ANNAPOLIS — While Gov. Martin O'Malley is mulling whether to propose increasing the state’s gas tax amid mixed public opinion, a General Assembly leader is suggesting he increase the tax beyond what a state commission has suggested.
The commission has recommended increasing the 23.5-cents-a-gallon tax by 5 cents in each of the next three years.
“I don’t know if [the governor’s proposal] is going to be phased in, and I don’t know the amount,” he said last week. “But it needs to be more than 5 cents a gallon, I do know that.”
Mr. O'Malley introduced much of his legislative agenda Monday, including bills to introduce offshore wind energy and legalize same-sex marriage.
However, he has remained tight-lipped about one of the biggest issues facing this year’s General Assembly — whether to increase the gas tax, which supplies revenue for road and transit projects but has gone unchanged since 1992.
The governor and leaders of the Democrat-controlled assembly have hinted strongly that an increase is necessary this year to help alleviate congested roadways and pay for job-creating projects.
The commission in its recommendation last year also suggested including an index to allow for future increases in line with inflation.
Lawmakers in the 2011 assembly introduced a bill to increase the tax by 10 cents, but the legislation failed after heavy criticism from the public and the trucking industry.
Analysts have said each 5-cent increase would bring the state about $150 million a year to help replenish the Transportation Trust Fund, which has been heavily borrowed against by state lawmakers in recent years.
Mr. O'Malley, a Democrat, has declined to say publicly how much of an increase he could propose and whether he would phase it in over multiple years or have it applied immediately.
A spokeswoman for the governor said Monday he could announce a proposal in the next week or two.
Many business leaders say they support a one-time increase of 5 to 10 cents but also would consider supporting a larger, staggered increase.

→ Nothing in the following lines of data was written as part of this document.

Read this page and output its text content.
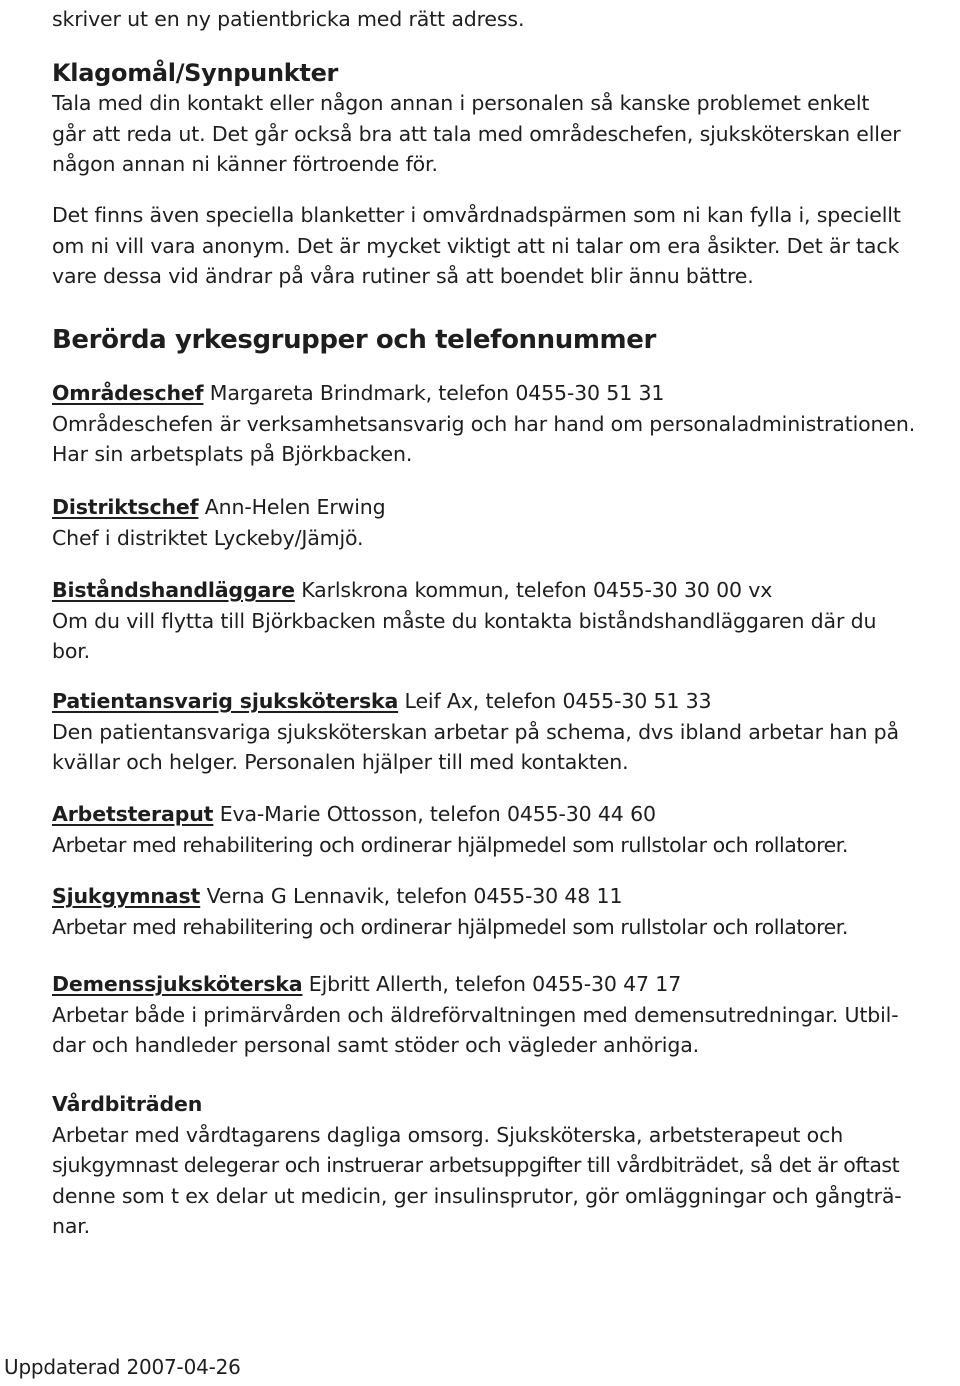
skriver ut en ny patientbricka med rätt adress.

Klagomål/Synpunkter

Tala med din kontakt eller någon annan i personalen så kanske problemet enkelt
går att reda ut. Det går också bra att tala med områdeschefen, sjuksköterskan eller
någon annan ni känner förtroende för.

Det finns även speciella blanketter i omvårdnadspärmen som ni kan fylla i, speciellt
om ni vill vara anonym. Det är mycket viktigt att ni talar om era åsikter. Det är tack
vare dessa vid ändrar på våra rutiner så att boendet blir ännu bättre.

Berörda yrkesgrupper och telefonnummer

Områdeschef Margareta Brindmark, telefon 0455-30 51 31
Områdeschefen är verksamhetsansvarig och har hand om personaladministrationen.
Har sin arbetsplats på Björkbacken.

Distriktschef Ann-Helen Erwing
Chef i distriktet Lyckeby/Jämjö.

Biståndshandläggare Karlskrona kommun, telefon 0455-30 30 00 vx
Om du vill flytta till Björkbacken måste du kontakta biståndshandläggaren där du
bor.

Patientansvarig sjuksköterska Leif Ax, telefon 0455-30 51 33
Den patientansvariga sjuksköterskan arbetar på schema, dvs ibland arbetar han på
kvällar och helger. Personalen hjälper till med kontakten.

Arbetsteraput Eva-Marie Ottosson, telefon 0455-30 44 60
Arbetar med rehabilitering och ordinerar hjälpmedel som rullstolar och rollatorer.

Sjukgymnast Verna G Lennavik, telefon 0455-30 48 11
Arbetar med rehabilitering och ordinerar hjälpmedel som rullstolar och rollatorer.

Demenssjuksköterska Ejbritt Allerth, telefon 0455-30 47 17
Arbetar både i primärvården och äldreförvaltningen med demensutredningar. Utbil-
dar och handleder personal samt stöder och vägleder anhöriga.

Vårdbiträden
Arbetar med vårdtagarens dagliga omsorg. Sjuksköterska, arbetsterapeut och
sjukgymnast delegerar och instruerar arbetsuppgifter till vårdbiträdet, så det är oftast
denne som t ex delar ut medicin, ger insulinsprutor, gör omläggningar och gångträ-
nar.

Uppdaterad 2007-04-26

“We know there’s going to be some hardship, but you have to balance that,” said Kathy Snyder, president and CEO of the Maryland Chamber of Commerce. “When you’re stuck on congested roads, you’re losing business time and losing family time.”
Supporters of a gas-tax increase say one of their most important jobs this year will be to assure the public that an increase is for the state’s greater benefit and that the funds will go to roads and transit rather than being siphoned for other causes.
Many residents have reacted poorly to the prospect of heaping a few more cents onto already high and unpredictable gas prices.
“I can empathize with the gas tax because we haven’t raised it since 1992,” he said. “It’s a user fee, and it’s desperately needed. It’s a responsible vote, and it has to happen.”